Latin-rock musician Carlos Santana … and jazz great Al Di Meola play different kinds of music. But they both use guitars from the same manufacturer: Paul Reed Smith.

PAUL REED SMITH: “I started building guitars in wood shop in high school and in my brother’s bedroom and in my bedroom. And I would rent equipment.” Today, Paul Reed Smith builds his guitars at a factory in Maryland.

PAUL REED SMITH: “We are selling a lot of these blue sunburst guitars … they are going very, very well for us.”

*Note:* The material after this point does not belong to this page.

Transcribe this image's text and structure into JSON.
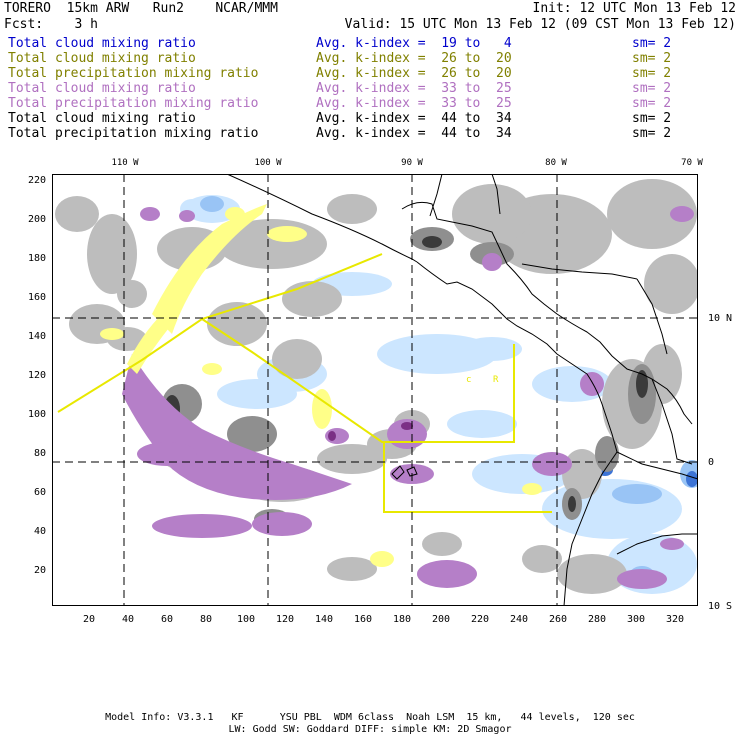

His company, PRS Guitars, now has 260 employees. They have made 13,000 guitars in the United States. Another 25,000 guitars were manufactured in South Korea. The company opened in 1985. It had 40 million dollars in sales in 2010. Paul Reed Smith says he tries to make the best instruments possible.

PAUL REED SMITH: “We have been asked the question a lot about what, why the guitars are different, and I’ve come to the conclusion [that] it’s a very complicated long list of attention, attention to detail.”

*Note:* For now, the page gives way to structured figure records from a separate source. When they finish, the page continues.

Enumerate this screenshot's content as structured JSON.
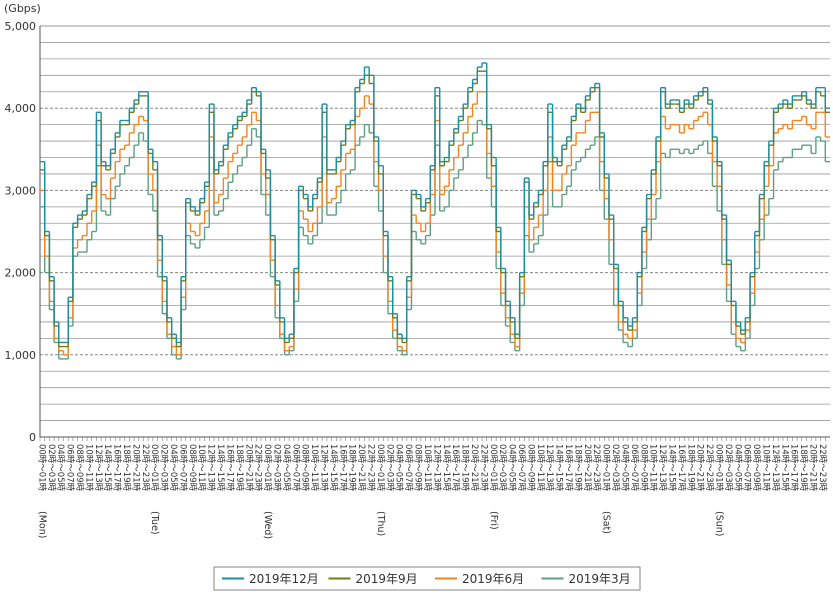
{
  "chart_data": {
    "type": "step-line",
    "y_unit": "(Gbps)",
    "ylim": [
      0,
      5000
    ],
    "yticks": [
      0,
      {
        "value": 1000,
        "label": "1,000"
      },
      {
        "value": 2000,
        "label": "2,000"
      },
      {
        "value": 3000,
        "label": "3,000"
      },
      {
        "value": 4000,
        "label": "4,000"
      },
      {
        "value": 5000,
        "label": "5,000"
      }
    ],
    "minor_yticks": [
      200,
      400,
      600,
      800,
      1200,
      1400,
      1600,
      1800,
      2200,
      2400,
      2600,
      2800,
      3200,
      3400,
      3600,
      3800,
      4200,
      4400,
      4600,
      4800
    ],
    "grid": true,
    "day_labels": [
      "(Mon)",
      "(Tue)",
      "(Wed)",
      "(Thu)",
      "(Fri)",
      "(Sat)",
      "(Sun)"
    ],
    "categories": [
      "00時～01時",
      null,
      "02時～03時",
      null,
      "04時～05時",
      null,
      "06時～07時",
      null,
      "08時～09時",
      null,
      "10時～11時",
      null,
      "12時～13時",
      null,
      "14時～15時",
      null,
      "16時～17時",
      null,
      "18時～19時",
      null,
      "20時～21時",
      null,
      "22時～23時",
      null,
      "00時～01時",
      null,
      "02時～03時",
      null,
      "04時～05時",
      null,
      "06時～07時",
      null,
      "08時～09時",
      null,
      "10時～11時",
      null,
      "12時～13時",
      null,
      "14時～15時",
      null,
      "16時～17時",
      null,
      "18時～19時",
      null,
      "20時～21時",
      null,
      "22時～23時",
      null,
      "00時～01時",
      null,
      "02時～03時",
      null,
      "04時～05時",
      null,
      "06時～07時",
      null,
      "08時～09時",
      null,
      "10時～11時",
      null,
      "12時～13時",
      null,
      "14時～15時",
      null,
      "16時～17時",
      null,
      "18時～19時",
      null,
      "20時～21時",
      null,
      "22時～23時",
      null,
      "00時～01時",
      null,
      "02時～03時",
      null,
      "04時～05時",
      null,
      "06時～07時",
      null,
      "08時～09時",
      null,
      "10時～11時",
      null,
      "12時～13時",
      null,
      "14時～15時",
      null,
      "16時～17時",
      null,
      "18時～19時",
      null,
      "20時～21時",
      null,
      "22時～23時",
      null,
      "00時～01時",
      null,
      "02時～03時",
      null,
      "04時～05時",
      null,
      "06時～07時",
      null,
      "08時～09時",
      null,
      "10時～11時",
      null,
      "12時～13時",
      null,
      "14時～15時",
      null,
      "16時～17時",
      null,
      "18時～19時",
      null,
      "20時～21時",
      null,
      "22時～23時",
      null,
      "00時～01時",
      null,
      "02時～03時",
      null,
      "04時～05時",
      null,
      "06時～07時",
      null,
      "08時～09時",
      null,
      "10時～11時",
      null,
      "12時～13時",
      null,
      "14時～15時",
      null,
      "16時～17時",
      null,
      "18時～19時",
      null,
      "20時～21時",
      null,
      "22時～23時",
      null,
      "00時～01時",
      null,
      "02時～03時",
      null,
      "04時～05時",
      null,
      "06時～07時",
      null,
      "08時～09時",
      null,
      "10時～11時",
      null,
      "12時～13時",
      null,
      "14時～15時",
      null,
      "16時～17時",
      null,
      "18時～19時",
      null,
      "20時～21時",
      null,
      "22時～23時",
      null
    ],
    "series": [
      {
        "name": "2019年12月",
        "color": "#1b8ea3",
        "values": [
          3350,
          2500,
          1950,
          1400,
          1150,
          1150,
          1700,
          2600,
          2700,
          2750,
          2950,
          3100,
          3950,
          3350,
          3300,
          3500,
          3700,
          3850,
          3850,
          4000,
          4100,
          4200,
          4200,
          3500,
          3350,
          2450,
          1950,
          1450,
          1250,
          1150,
          1950,
          2900,
          2800,
          2750,
          2900,
          3100,
          4050,
          3250,
          3350,
          3550,
          3700,
          3800,
          3900,
          3950,
          4100,
          4250,
          4200,
          3500,
          3250,
          2450,
          1900,
          1450,
          1200,
          1250,
          2050,
          3050,
          2950,
          2800,
          2950,
          3150,
          4050,
          3250,
          3250,
          3400,
          3600,
          3800,
          3850,
          4250,
          4350,
          4500,
          4400,
          3650,
          3300,
          2500,
          1950,
          1500,
          1250,
          1200,
          1950,
          3000,
          2950,
          2800,
          2900,
          3300,
          4250,
          3350,
          3400,
          3600,
          3750,
          3900,
          4050,
          4250,
          4350,
          4500,
          4550,
          3800,
          3400,
          2550,
          2050,
          1650,
          1450,
          1250,
          2000,
          3150,
          2700,
          2850,
          3000,
          3350,
          4050,
          3400,
          3350,
          3550,
          3650,
          3900,
          4050,
          4000,
          4150,
          4250,
          4300,
          3700,
          3200,
          2700,
          2100,
          1650,
          1450,
          1350,
          1450,
          2000,
          2550,
          2950,
          3250,
          3650,
          4250,
          4050,
          4100,
          4100,
          4000,
          4100,
          4050,
          4150,
          4200,
          4250,
          4100,
          3650,
          3350,
          2700,
          2150,
          1650,
          1400,
          1300,
          1450,
          2000,
          2500,
          2950,
          3350,
          3600,
          4000,
          4050,
          4100,
          4050,
          4150,
          4150,
          4200,
          4100,
          4050,
          4250,
          4250,
          4000
        ]
      },
      {
        "name": "2019年9月",
        "color": "#6e7d1e",
        "values": [
          3250,
          2450,
          1900,
          1350,
          1100,
          1100,
          1650,
          2550,
          2650,
          2700,
          2900,
          3050,
          3850,
          3300,
          3250,
          3450,
          3650,
          3800,
          3800,
          3950,
          4050,
          4150,
          4150,
          3450,
          3250,
          2400,
          1900,
          1400,
          1200,
          1100,
          1900,
          2850,
          2750,
          2700,
          2850,
          3050,
          3950,
          3200,
          3300,
          3500,
          3650,
          3750,
          3850,
          3900,
          4050,
          4200,
          4150,
          3450,
          3150,
          2400,
          1850,
          1400,
          1150,
          1200,
          2000,
          3000,
          2900,
          2750,
          2900,
          3100,
          3950,
          3200,
          3200,
          3350,
          3550,
          3750,
          3800,
          4200,
          4300,
          4400,
          4300,
          3600,
          3200,
          2450,
          1900,
          1450,
          1200,
          1150,
          1900,
          2950,
          2900,
          2750,
          2850,
          3250,
          4150,
          3300,
          3350,
          3550,
          3700,
          3850,
          4000,
          4200,
          4300,
          4450,
          4450,
          3750,
          3300,
          2500,
          2000,
          1600,
          1400,
          1200,
          1950,
          3100,
          2650,
          2800,
          2950,
          3300,
          3950,
          3350,
          3300,
          3500,
          3600,
          3850,
          4000,
          3950,
          4100,
          4200,
          4250,
          3650,
          3150,
          2650,
          2050,
          1600,
          1400,
          1300,
          1400,
          1950,
          2500,
          2900,
          3200,
          3600,
          4200,
          4000,
          4050,
          4050,
          3950,
          4050,
          4000,
          4100,
          4150,
          4200,
          4050,
          3600,
          3300,
          2650,
          2100,
          1600,
          1350,
          1250,
          1400,
          1950,
          2450,
          2900,
          3300,
          3550,
          3950,
          4000,
          4050,
          4000,
          4100,
          4100,
          4150,
          4050,
          4000,
          4200,
          4150,
          3950
        ]
      },
      {
        "name": "2019年6月",
        "color": "#f28422",
        "values": [
          3000,
          2200,
          1650,
          1200,
          1050,
          1000,
          1450,
          2300,
          2400,
          2450,
          2600,
          2750,
          3550,
          2950,
          2900,
          3150,
          3350,
          3500,
          3550,
          3700,
          3800,
          3900,
          3850,
          3200,
          3000,
          2150,
          1650,
          1250,
          1100,
          1000,
          1700,
          2600,
          2500,
          2450,
          2600,
          2750,
          3650,
          2850,
          2950,
          3150,
          3350,
          3450,
          3550,
          3650,
          3800,
          3950,
          3850,
          3200,
          2950,
          2150,
          1600,
          1250,
          1050,
          1100,
          1800,
          2750,
          2650,
          2500,
          2600,
          2800,
          3650,
          2850,
          2900,
          3050,
          3250,
          3450,
          3500,
          3900,
          4000,
          4150,
          4050,
          3350,
          3000,
          2200,
          1650,
          1300,
          1100,
          1050,
          1700,
          2700,
          2600,
          2500,
          2600,
          2950,
          3850,
          2950,
          3050,
          3250,
          3400,
          3550,
          3700,
          3900,
          4050,
          4200,
          4200,
          3450,
          3050,
          2250,
          1750,
          1450,
          1250,
          1100,
          1750,
          2800,
          2400,
          2550,
          2700,
          3000,
          3650,
          3000,
          3000,
          3200,
          3300,
          3550,
          3700,
          3700,
          3850,
          3950,
          3950,
          3350,
          2900,
          2400,
          1800,
          1400,
          1250,
          1200,
          1300,
          1750,
          2250,
          2650,
          2950,
          3350,
          3900,
          3750,
          3800,
          3800,
          3700,
          3800,
          3750,
          3850,
          3900,
          3950,
          3800,
          3350,
          3050,
          2400,
          1850,
          1400,
          1200,
          1150,
          1300,
          1750,
          2250,
          2650,
          3050,
          3300,
          3700,
          3750,
          3800,
          3750,
          3850,
          3850,
          3900,
          3800,
          3750,
          3950,
          3950,
          3650
        ]
      },
      {
        "name": "2019年3月",
        "color": "#5e9f84",
        "values": [
          2800,
          2000,
          1550,
          1150,
          950,
          950,
          1350,
          2200,
          2250,
          2250,
          2400,
          2500,
          3300,
          2750,
          2700,
          2900,
          3050,
          3200,
          3300,
          3400,
          3550,
          3700,
          3600,
          2950,
          2750,
          1950,
          1500,
          1200,
          1000,
          950,
          1550,
          2450,
          2350,
          2300,
          2400,
          2550,
          3400,
          2700,
          2750,
          2900,
          3100,
          3200,
          3300,
          3400,
          3550,
          3750,
          3650,
          2950,
          2700,
          1950,
          1450,
          1200,
          1000,
          1050,
          1650,
          2550,
          2450,
          2350,
          2450,
          2600,
          3400,
          2700,
          2700,
          2850,
          3000,
          3200,
          3250,
          3550,
          3650,
          3800,
          3700,
          3050,
          2750,
          2000,
          1500,
          1200,
          1050,
          1000,
          1550,
          2500,
          2400,
          2350,
          2450,
          2700,
          3550,
          2750,
          2800,
          3000,
          3150,
          3250,
          3400,
          3550,
          3700,
          3850,
          3800,
          3150,
          2800,
          2050,
          1600,
          1350,
          1150,
          1050,
          1600,
          2450,
          2250,
          2350,
          2450,
          2700,
          3350,
          2800,
          2800,
          2950,
          3050,
          3250,
          3350,
          3400,
          3500,
          3550,
          3650,
          3000,
          2650,
          2100,
          1600,
          1300,
          1150,
          1100,
          1200,
          1600,
          2050,
          2400,
          2650,
          2900,
          3450,
          3400,
          3500,
          3500,
          3450,
          3500,
          3450,
          3500,
          3550,
          3600,
          3450,
          3050,
          2750,
          2100,
          1650,
          1250,
          1100,
          1050,
          1200,
          1600,
          2050,
          2400,
          2700,
          2900,
          3250,
          3350,
          3400,
          3400,
          3500,
          3500,
          3550,
          3550,
          3450,
          3650,
          3600,
          3350
        ]
      }
    ]
  }
}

That detail is clear in the built-to-order Private Stock guitar line.

JACK HIGGINBOTHAM: “We have maple tops, we’ve got mahogany necks …”

Jack Higginbotham is the president of PRS Guitars.

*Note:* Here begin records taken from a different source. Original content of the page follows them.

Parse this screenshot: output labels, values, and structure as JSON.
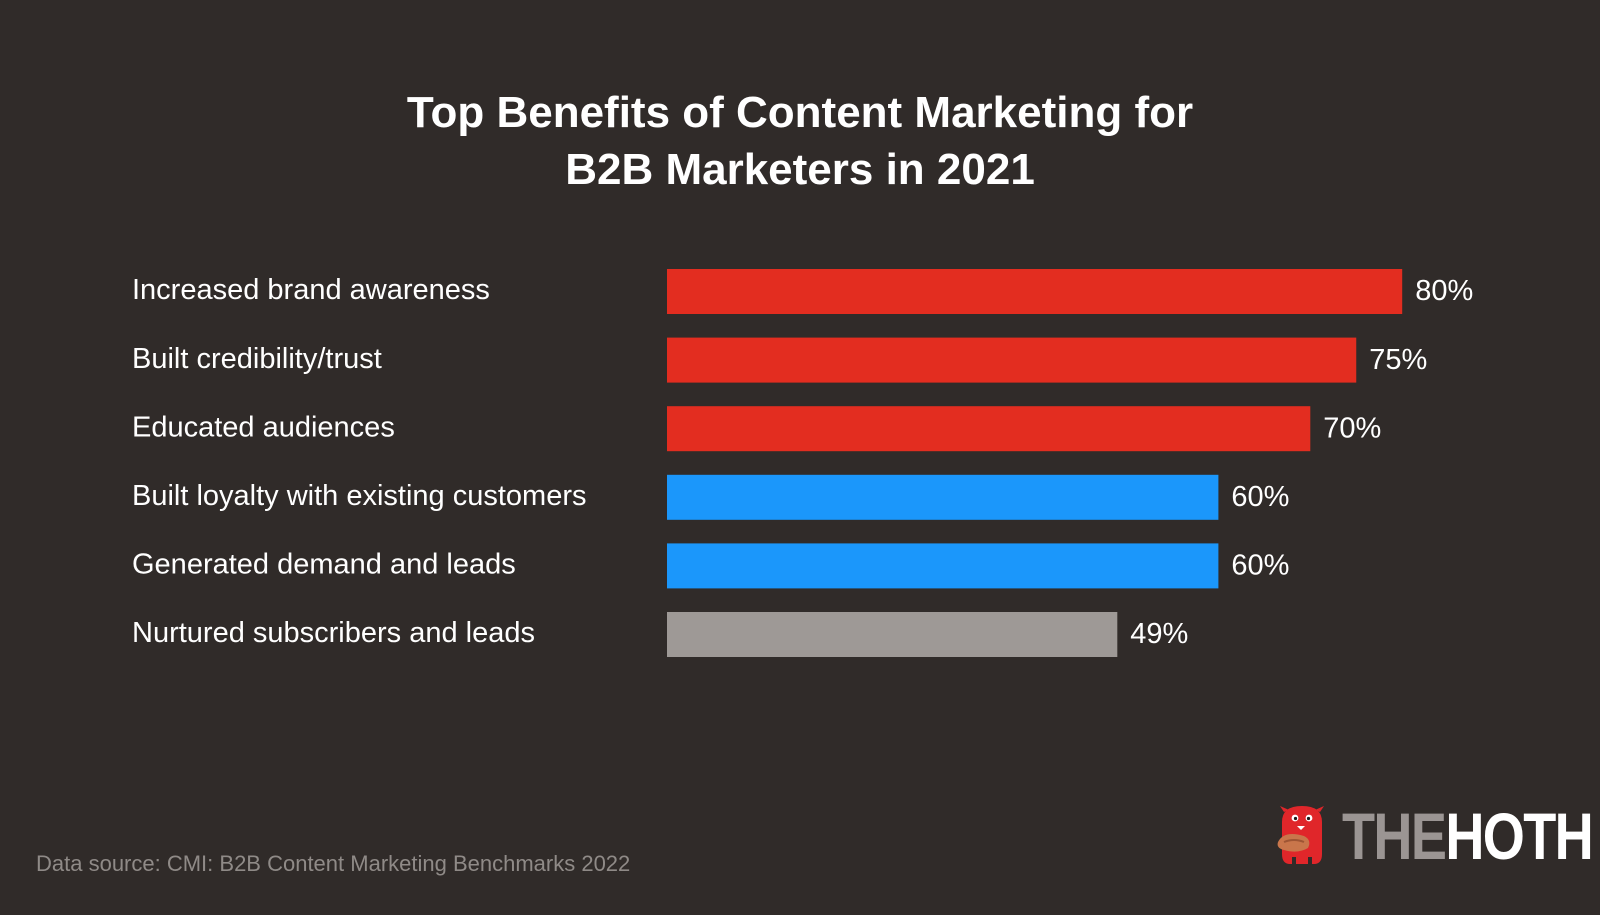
{
  "chart_data": {
    "type": "bar",
    "orientation": "horizontal",
    "title_lines": [
      "Top Benefits of Content Marketing for",
      "B2B Marketers in 2021"
    ],
    "categories": [
      "Increased brand awareness",
      "Built credibility/trust",
      "Educated audiences",
      "Built loyalty with existing customers",
      "Generated demand and leads",
      "Nurtured subscribers and leads"
    ],
    "values": [
      80,
      75,
      70,
      60,
      60,
      49
    ],
    "value_labels": [
      "80%",
      "75%",
      "70%",
      "60%",
      "60%",
      "49%"
    ],
    "bar_colors": [
      "#e32d20",
      "#e32d20",
      "#e32d20",
      "#1b97fb",
      "#1b97fb",
      "#9e9996"
    ],
    "xlim": [
      0,
      100
    ],
    "grid": false,
    "axes_visible": false,
    "legend": "none"
  },
  "source_note": "Data source: CMI: B2B Content Marketing Benchmarks 2022",
  "logo": {
    "word_the": "THE",
    "word_hoth": "HOTH",
    "icon": "red-monster-mascot-icon",
    "mascot_color": "#e0262a"
  },
  "colors": {
    "background": "#302b29",
    "text": "#ffffff",
    "muted_text": "#8f8a87"
  }
}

JACK HIGGINBOTHAM: “Nice piece of mahogany. Nice ring to it.” PRS buys woods from around the world. Its guitars are known for their curly maple tops.

JACK HIGGINBOTHAM: “And this is a pretty exceptional example of what will probably become a private stock guitar. What we’re about is just trying to obtain the very best wood as far as visual goes and sound goes.”

Jack Higginbotham says the manufacturing process is equally important. The wood is slowly dried. All pieces are hand-sanded and stained before a protective finish is added. On average, it takes about six weeks to build one guitar. Paul Reed Smith says his company seeks perfection.

PAUL REED SMITH: “It’s our job to try to make the guitars better and better and better and better and better. And then we get to the point where we don’t really want to mess with them, we try to repeat the same thing over again.”

That attention to detail is not lost on musicians. Brian Meader sells guitars at a music store in Washington.

BRIAN MEADER: “This is a PRS Custom 24. This is basically the original PRS guitar. This is what essentially launched the company.” He says the quality of PRS is unequaled for a mass production guitar.

BRIAN MEADER: “You’re getting custom guitar construction, build quality and tone from now a production guitar company. And there’s very few out there that can kind of compete with them on all of those levels at the same time.”

Paul Reed Smith is putting the same attention to detail into a new line of acoustic guitars.

PAUL REED SMITH: “I mean the thing is going nuts. It sustaining forever, right?”

A PRS Private Stock line guitar can cost as little as $600 or up to tens of thousands of dollars. I’m Jim Tedder.